I have 2 nodes,
let's call them A and B.
B has a GenServer module that, when started, monitor A. (This module only exists on B) this GenServer is started by A when A connects to B.
If A dies when connected to B, B should kill itself using :init.stop()
Here's the code of the GenServer:
defmodule Monitor do
use GenServer
def start_link() do
GenServer.start_link(__MODULE__, [], [])
end
def init([]) do
{:ok, %{}, 0}
end
def handle_info(:timeout, s) do
start(:"A@127.0.0.1")
{:noreply, s}
end
def handle_info({:nodedown, node}, state) do
s_node = node |> to_string
case s_node do
"A" <> _ ->
IO.puts "A is down, killing myself !"
:init.stop()
_ ->
:ko
end
{:noreply, state}
end
def handle_info(_, s) do
{:noreply, s}
end
def start(node) do
res = Node.monitor(node, true)
IO.puts "Starting to monitor: #{inspect node}"
end
end
I start both node, A and B. I connect A to B. I start the Monitor using this command in A :
> :rpc.call(:"B@127.0.0.1", Monitor, :start_link, [])
{:ok, #PID<8440.594.0>}
If I disconnect gracefully A from B with Node.disconnect
, everything works as expected, B is detecting the node A down and is killing itself.
However, if I kill the console of A with Ctrl-C Ctrl-C
, or even Ctrl-g / q
The GenServer on B with pid <0.594.0>
doesn't exist anymore and therefore can't detect A being down.

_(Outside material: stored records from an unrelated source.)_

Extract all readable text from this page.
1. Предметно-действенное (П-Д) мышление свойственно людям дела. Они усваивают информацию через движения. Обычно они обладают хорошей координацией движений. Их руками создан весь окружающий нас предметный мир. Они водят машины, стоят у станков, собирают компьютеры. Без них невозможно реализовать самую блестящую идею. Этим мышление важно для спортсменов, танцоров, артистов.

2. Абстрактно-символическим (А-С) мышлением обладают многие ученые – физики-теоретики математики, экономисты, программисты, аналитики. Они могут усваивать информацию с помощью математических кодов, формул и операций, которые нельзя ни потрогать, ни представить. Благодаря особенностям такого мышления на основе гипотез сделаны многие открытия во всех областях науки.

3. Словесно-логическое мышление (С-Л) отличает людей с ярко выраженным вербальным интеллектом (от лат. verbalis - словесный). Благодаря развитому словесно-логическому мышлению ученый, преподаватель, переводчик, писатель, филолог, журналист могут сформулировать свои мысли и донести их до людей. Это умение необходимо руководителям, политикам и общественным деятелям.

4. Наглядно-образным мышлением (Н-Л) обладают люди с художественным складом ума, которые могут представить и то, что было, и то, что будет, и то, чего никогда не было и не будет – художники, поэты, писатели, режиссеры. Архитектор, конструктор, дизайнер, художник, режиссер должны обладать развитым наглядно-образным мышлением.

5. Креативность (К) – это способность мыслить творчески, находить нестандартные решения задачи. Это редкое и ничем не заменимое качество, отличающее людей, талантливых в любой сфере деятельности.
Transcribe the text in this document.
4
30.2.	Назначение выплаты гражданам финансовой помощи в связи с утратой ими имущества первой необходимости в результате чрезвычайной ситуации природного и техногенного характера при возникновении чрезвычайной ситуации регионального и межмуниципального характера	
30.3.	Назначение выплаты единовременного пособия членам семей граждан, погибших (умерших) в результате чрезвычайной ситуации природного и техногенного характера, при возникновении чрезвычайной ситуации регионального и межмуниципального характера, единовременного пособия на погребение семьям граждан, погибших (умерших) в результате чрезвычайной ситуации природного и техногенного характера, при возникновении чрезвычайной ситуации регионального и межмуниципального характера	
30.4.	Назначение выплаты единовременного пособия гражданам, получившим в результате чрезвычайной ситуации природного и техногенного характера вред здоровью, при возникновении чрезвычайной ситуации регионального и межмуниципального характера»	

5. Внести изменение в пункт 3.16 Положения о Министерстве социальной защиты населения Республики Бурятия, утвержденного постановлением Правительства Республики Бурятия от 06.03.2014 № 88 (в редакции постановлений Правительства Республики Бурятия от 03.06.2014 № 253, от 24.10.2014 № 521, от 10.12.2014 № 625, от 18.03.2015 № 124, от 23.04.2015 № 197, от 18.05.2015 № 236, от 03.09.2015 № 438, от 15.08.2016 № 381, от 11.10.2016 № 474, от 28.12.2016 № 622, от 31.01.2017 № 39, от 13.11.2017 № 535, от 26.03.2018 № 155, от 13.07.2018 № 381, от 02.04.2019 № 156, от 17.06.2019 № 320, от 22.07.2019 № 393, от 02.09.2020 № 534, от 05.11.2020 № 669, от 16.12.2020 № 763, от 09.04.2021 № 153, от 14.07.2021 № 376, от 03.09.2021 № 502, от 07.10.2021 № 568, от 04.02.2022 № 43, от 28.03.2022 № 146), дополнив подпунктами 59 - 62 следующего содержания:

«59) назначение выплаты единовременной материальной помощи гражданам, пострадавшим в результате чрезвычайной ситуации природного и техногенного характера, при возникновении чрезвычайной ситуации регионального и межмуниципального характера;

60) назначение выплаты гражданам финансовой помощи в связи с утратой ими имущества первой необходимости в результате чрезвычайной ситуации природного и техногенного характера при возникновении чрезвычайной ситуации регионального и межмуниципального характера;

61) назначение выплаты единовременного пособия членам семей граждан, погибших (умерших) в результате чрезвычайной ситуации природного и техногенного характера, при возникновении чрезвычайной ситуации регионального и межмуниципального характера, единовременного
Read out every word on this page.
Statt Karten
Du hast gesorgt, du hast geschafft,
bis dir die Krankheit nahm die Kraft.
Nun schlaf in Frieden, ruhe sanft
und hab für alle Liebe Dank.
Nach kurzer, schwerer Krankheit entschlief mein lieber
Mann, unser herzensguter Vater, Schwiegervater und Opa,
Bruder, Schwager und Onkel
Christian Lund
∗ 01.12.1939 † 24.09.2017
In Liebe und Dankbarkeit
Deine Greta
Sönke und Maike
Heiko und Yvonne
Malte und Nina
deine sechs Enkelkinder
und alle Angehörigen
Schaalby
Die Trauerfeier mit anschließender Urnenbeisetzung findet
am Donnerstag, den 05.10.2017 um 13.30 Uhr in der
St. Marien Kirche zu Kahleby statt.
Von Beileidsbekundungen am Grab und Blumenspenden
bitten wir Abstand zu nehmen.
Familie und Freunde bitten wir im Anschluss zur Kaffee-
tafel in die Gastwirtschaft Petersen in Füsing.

Is the Pid "linked" to A for some reason ?
PS
I tried with Node.spawn
and calling spawn in the :rpc.call, I get the same result
PS 2
If I start the GenServer from the B console, when killing A with either Node.disconnect
or Ctrl-C Ctrl-C
, it works as expected...
PS 3 I thought that it might come from the fact that I call :start_link, but I have the same behaviour with :start (without link)
subsidiary question
Answered by Hynek -Pichi- Vychodil
in the comments...
Why all the IO.puts are printed on A while the GenServer is technically running on B ?
When you call :rpc.call(:"B@127.0.0.1", Monitor, :start_link, [])
you link your Monitor
process to the current shell (and also set group_leader
to the :user
process at A
which basically prevents you from seeing output IO.puts "A is down, killing myself !"
once A is down.) So it means when A dies the shell running at A die as well and your Monitor
as well because linked.
So first of all, you should use GenServer.start()
for starting by :rpc.call()
or set process flag :trap_exit
to true or put it in the supervisor tree of an app running at node B. The second, set group_leader
to user
process at node B.
P.S.: I'm not familiar with Elixir syntax so I do not provide code.